N.D.— Firefighters have stopped a wildfire from spreading in the western North Dakota tourist town of Medora, where its 100 residents were forced to evacuate, officials said.
There were no immediate reports of injuries or damaged structures in the community, which is on the doorstep of Theodore Roosevelt National Park. Crews spared the Burning Hills Amphitheatre, home to the Medora Musical.
The blaze, which has consumed about 15 square miles (38 square kilometers), started a few miles southwest of the city Thursday, with the wind blowing the flames toward the community, according to Misty Hayes, Medora district ranger for the Little Missouri National Grassland.

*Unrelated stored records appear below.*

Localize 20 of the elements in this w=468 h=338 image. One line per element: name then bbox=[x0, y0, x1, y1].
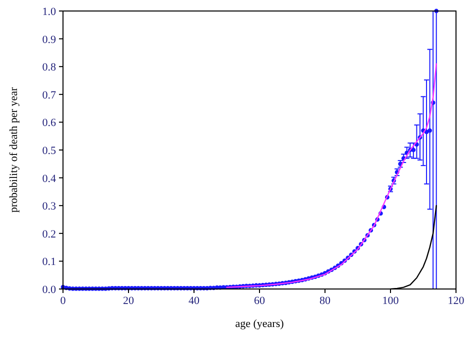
x-tick-label: 120 bbox=[448, 295, 465, 307]
x-tick-label: 40 bbox=[188, 295, 200, 307]
x-tick-label: 20 bbox=[123, 295, 134, 307]
y-tick-label: 0.6 bbox=[42, 117, 56, 130]
y-tick-label: 0.8 bbox=[42, 62, 56, 74]
x-tick-label: 80 bbox=[320, 295, 331, 307]
x-tick-label: 60 bbox=[254, 295, 266, 307]
y-tick-label: 0.0 bbox=[42, 284, 56, 296]
y-tick-label: 0.3 bbox=[42, 200, 56, 213]
y-tick-label: 1.0 bbox=[42, 6, 56, 18]
y-tick-label: 0.5 bbox=[42, 145, 56, 157]
y-tick-label: 0.2 bbox=[42, 228, 56, 240]
y-tick-label: 0.1 bbox=[42, 256, 56, 268]
y-tick-label: 0.4 bbox=[42, 172, 56, 185]
y-tick-label: 0.9 bbox=[42, 34, 56, 46]
x-axis-title: age (years) bbox=[235, 318, 284, 330]
y-axis-title: probability of death per year bbox=[8, 87, 20, 213]
y-tick-label: 0.7 bbox=[42, 89, 56, 102]
x-tick-label: 100 bbox=[382, 295, 400, 307]
x-tick-label: 0 bbox=[60, 295, 66, 307]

Officials said Thursday night that crews had stopped the blaze from spreading, the Bismarck Tribune reported.
North Dakota Gov. Doug Burgum declared a statewide fire emergency Thursday because of drought conditions.

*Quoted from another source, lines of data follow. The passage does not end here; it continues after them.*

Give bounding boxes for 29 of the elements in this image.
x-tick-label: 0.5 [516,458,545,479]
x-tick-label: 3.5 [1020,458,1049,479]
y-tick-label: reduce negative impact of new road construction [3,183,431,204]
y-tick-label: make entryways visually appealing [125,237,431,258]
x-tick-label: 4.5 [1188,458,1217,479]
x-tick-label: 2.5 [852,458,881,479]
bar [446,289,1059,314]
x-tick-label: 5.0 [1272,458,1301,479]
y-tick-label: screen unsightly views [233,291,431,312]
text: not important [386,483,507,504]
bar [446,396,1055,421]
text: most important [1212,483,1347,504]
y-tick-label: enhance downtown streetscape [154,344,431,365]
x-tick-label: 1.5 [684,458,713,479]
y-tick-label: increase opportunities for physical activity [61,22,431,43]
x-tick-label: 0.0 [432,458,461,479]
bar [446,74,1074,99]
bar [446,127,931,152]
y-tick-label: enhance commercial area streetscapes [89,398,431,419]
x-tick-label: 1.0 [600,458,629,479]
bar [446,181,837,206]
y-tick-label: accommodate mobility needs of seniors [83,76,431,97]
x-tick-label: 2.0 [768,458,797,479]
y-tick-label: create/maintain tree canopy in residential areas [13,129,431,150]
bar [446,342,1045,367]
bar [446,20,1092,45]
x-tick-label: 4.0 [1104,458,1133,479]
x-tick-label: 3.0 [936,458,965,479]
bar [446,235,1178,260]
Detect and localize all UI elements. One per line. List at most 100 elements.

Burgum said the North Dakota National Guard would deploy two Black Hawk helicopters to assist in battling the Medora blaze. Multiple agencies responded to the fire. A 45-mile (72-kilometer) stretch of Interstate 94, from Belfield to Beach, was temporarily closed but reopened Thursday night.
The state has seen a growing number of wildfires with extreme drought conditions across the state. Burgum had placed the National Guard on standby earlier Thursday.
The fire began shortly before 1:30 p.m. local time, according to Billings County Chief Deputy Maj. Dean Wyckoff.
“It was an electrical line that sagged and arced and started the fire,” he said.
The National Drought Mitigation Center report shows nearly half the state is seeing drought conditions. The North Dakota Forest Service has tracked than 140 wildfires that have burned over 46 square miles (120 square kilometers).
In South Dakota, a wildfire threatened homes in Pennington County this week forcing residents in more than 400 houses to evacuate. The Sheriff’s Office said Thursday most evacuations have been lifted in the Nemo area.
Mount Rushmore National Memorial reopened Thursday after it was closed because of the spreading wildfire.